The rallying cry was heard globally from the United States bringing together people of all races, genders, backgrounds, nationalities, sexual orientation, and physical abilities. People recognize it's not just about the oppression and well-being of one group of people, the people know building up an oppressed group of people paves the way to a better society for all.

In the wake of the protests many companies have come forward to condemn systemic racism, oppression, and publicly expressed solidarity with oppressed people. What took the companies so long? Was it public shaming or do the companies that have spoken up really seek change?

The issue is, within a company racism and oppression can be disguised in many ways that adversely impact one group of people over another. It can be disguised in hiring processes, business practice, an individual, etc. Although hiring processes and daily business practices may not scream racism, or inequality, individuals within a company have telltale signs of expressing it. Microaggressions are very real and alive. Companies may do their best to incorporate non-discriminatory values into their framework, but that doesn't mean the individuals who are working within the company and hold the power to say "hired" and "fired" aren't oppressive and displaying microaggressions against people based on their race, background, nationality, gender, sexual orientation, or physical ability.

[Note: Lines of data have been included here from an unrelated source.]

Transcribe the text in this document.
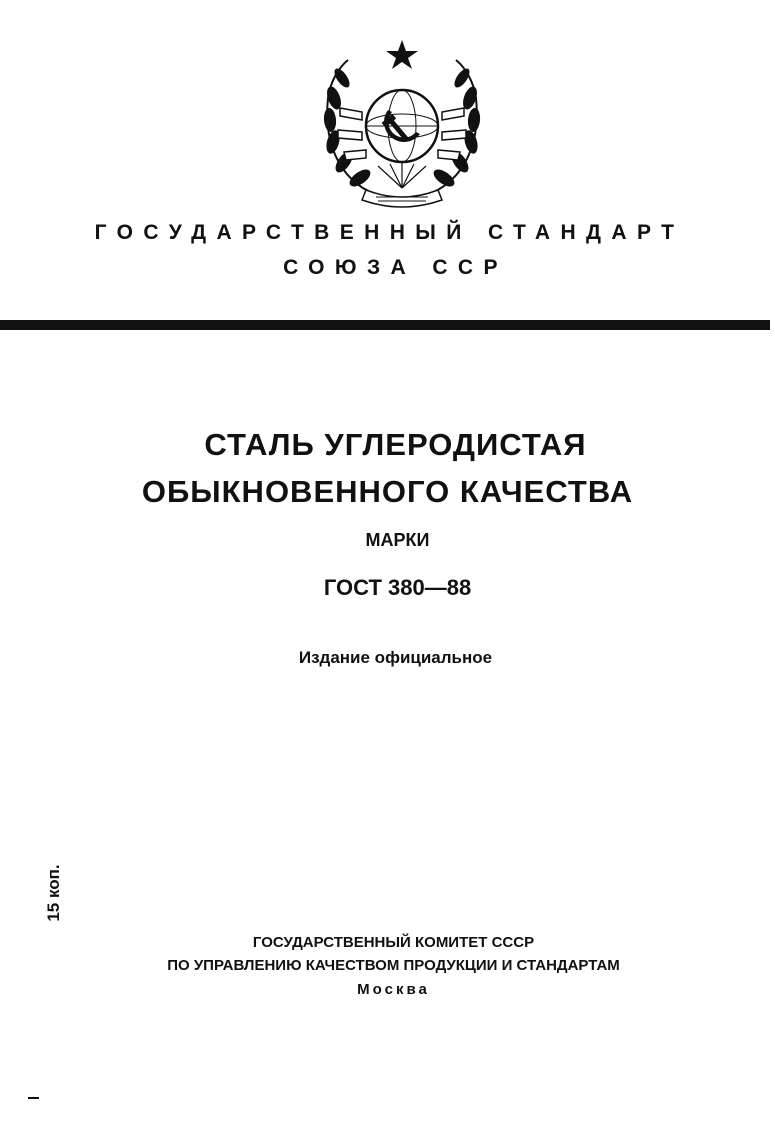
ГОСУДАРСТВЕННЫЙ СТАНДАРТ
СОЮЗА ССР
СТАЛЬ УГЛЕРОДИСТАЯ
ОБЫКНОВЕННОГО КАЧЕСТВА
МАРКИ
ГОСТ 380—88
Издание официальное
15 коп.
ГОСУДАРСТВЕННЫЙ КОМИТЕТ СССР
ПО УПРАВЛЕНИЮ КАЧЕСТВОМ ПРОДУКЦИИ И СТАНДАРТАМ
Москва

Individuals harboring discriminatory, racist, and oppressive feelings against a protected class of people always have behavior patterns, in which companies need to recognize. And if and when companies are aware of discriminatory individuals working within the confines of the companies, act on it. The rallying cry of the protests is not a drill to pull out PR stunts and ride the wave of the market, this is serious. People are tired of the emotional, mental, and physical trauma and they aren't afraid of speaking up anymore for fear of losing their jobs.

Companies have a responsibility to the people of this society and economy to move forward towards positive changes that promote equality. A PR statement of solidarity will not be enough, because the people know which companies are serious and which ones are not and the first clue is simply based on hiring and business practices. Hire based on talent, treat all employees equally, pay employees equally, pay attention to discriminatory and harassing patterns, and take information seriously when it hits the radar. Protecting a friend and colleague will do more damage than speaking up.

Juneteenth is a special day for reflection, caring, and love. Observe and respect Juneteenth.